To study extra about AWS Glue ETL jobs, see Simplify knowledge pipelines with AWS Glue computerized code technology and workflows and Making ETL simpler with AWS Glue Studio.
Concerning the Authors
Tahir Aziz is an Analytics Resolution Architect at AWS. He has labored with constructing knowledge warehouses and massive knowledge options for over 13 years. He loves to assist clients design end-to-end analytics options on AWS. Outdoors of labor, he enjoys touring and cooking.
Ritesh Kumar Sinha is an Analytics Specialist Options Architect primarily based out of San Francisco. He has helped clients construct scalable knowledge warehousing and massive knowledge options for over 16 years. He likes to design and construct environment friendly end-to-end options on AWS. In his spare time, he loves studying, strolling, and doing yoga.

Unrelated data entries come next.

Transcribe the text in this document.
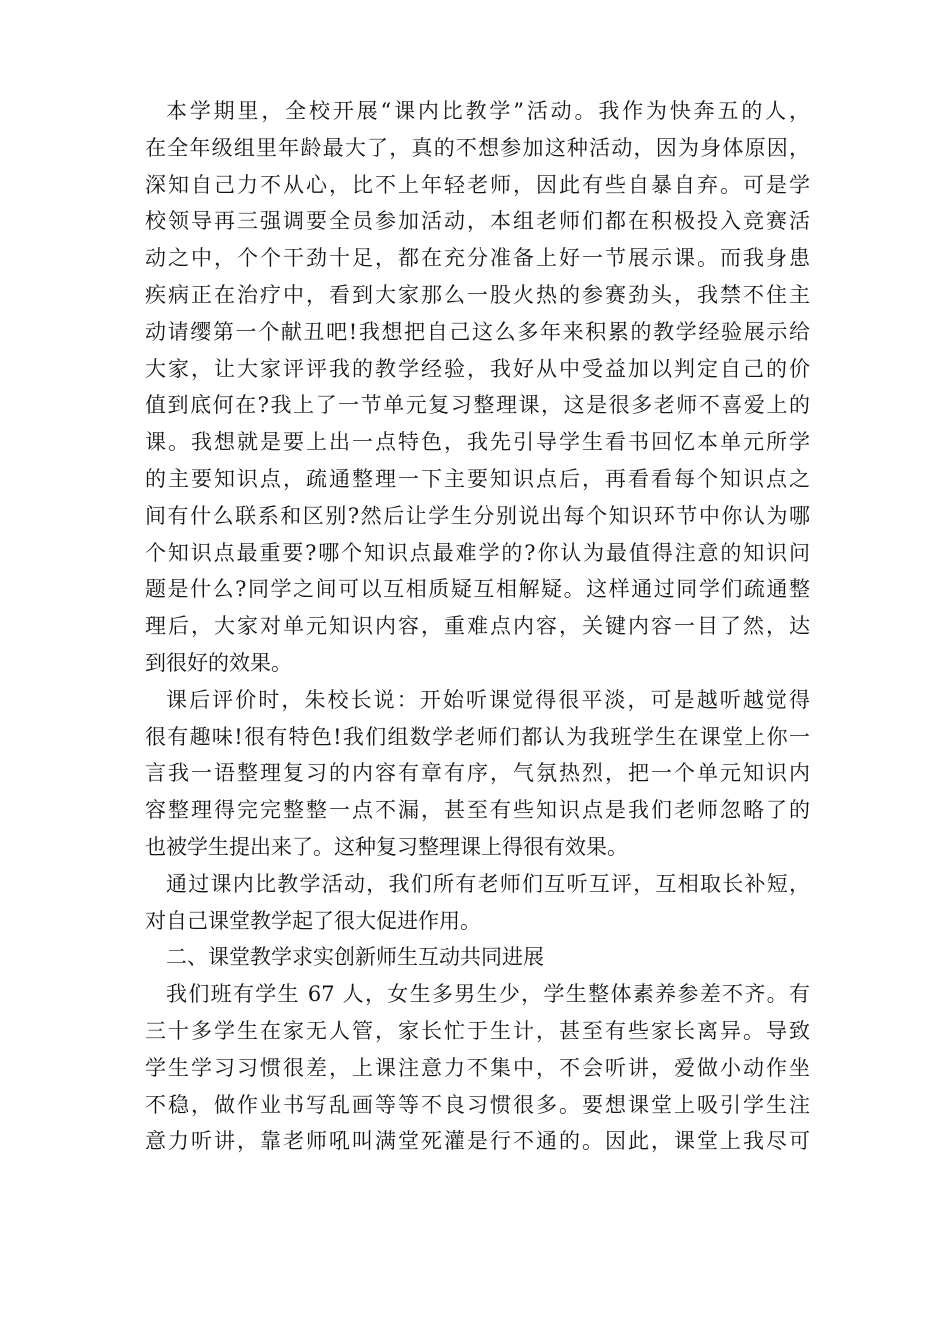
本学期里，全校开展“课内比教学”活动。我作为快奔五的人，
在全年级组里年龄最大了，真的不想参加这种活动，因为身体原因，
深知自己力不从心，比不上年轻老师，因此有些自暴自弃。可是学
校领导再三强调要全员参加活动，本组老师们都在积极投入竞赛活
动之中，个个干劲十足，都在充分准备上好一节展示课。而我身患
疾病正在治疗中，看到大家那么一股火热的参赛劲头，我禁不住主
动请缨第一个献丑吧!我想把自己这么多年来积累的教学经验展示给
大家，让大家评评我的教学经验，我好从中受益加以判定自己的价
值到底何在?我上了一节单元复习整理课，这是很多老师不喜爱上的
课。我想就是要上出一点特色，我先引导学生看书回忆本单元所学
的主要知识点，疏通整理一下主要知识点后，再看看每个知识点之
间有什么联系和区别?然后让学生分别说出每个知识环节中你认为哪
个知识点最重要?哪个知识点最难学的?你认为最值得注意的知识问
题是什么?同学之间可以互相质疑互相解疑。这样通过同学们疏通整
理后，大家对单元知识内容，重难点内容，关键内容一目了然，达
到很好的效果。
课后评价时，朱校长说：开始听课觉得很平淡，可是越听越觉得
很有趣味!很有特色!我们组数学老师们都认为我班学生在课堂上你一
言我一语整理复习的内容有章有序，气氛热烈，把一个单元知识内
容整理得完完整整一点不漏，甚至有些知识点是我们老师忽略了的
也被学生提出来了。这种复习整理课上得很有效果。
通过课内比教学活动，我们所有老师们互听互评，互相取长补短，
对自己课堂教学起了很大促进作用。
二、课堂教学求实创新师生互动共同进展
我们班有学生 67 人，女生多男生少，学生整体素养参差不齐。有
三十多学生在家无人管，家长忙于生计，甚至有些家长离异。导致
学生学习习惯很差，上课注意力不集中，不会听讲，爱做小动作坐
不稳，做作业书写乱画等等不良习惯很多。要想课堂上吸引学生注
意力听讲，靠老师吼叫满堂死灌是行不通的。因此，课堂上我尽可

Fabrizio Napolitano is a Principal Specialist Options Architect for DB and Analytics. He has labored within the analytics area for the final 20 years, and has lately and fairly without warning change into a Hockey Dad after shifting to Canada.
Manjula Nagineni is a Senior Options Architect with AWS primarily based in New York. She works with main monetary service establishments, architecting and modernizing their large-scale functions whereas adopting AWS Cloud providers. She is keen about designing large knowledge workloads cloud-natively. She has over 20 years of IT expertise in software program growth, analytics, and structure throughout a number of domains similar to finance, retail, and telecom.
Sohaib Katariwala is an Analytics Specialist Options Architect at AWS. He has over 12 years of expertise serving to organizations derive insights from their knowledge.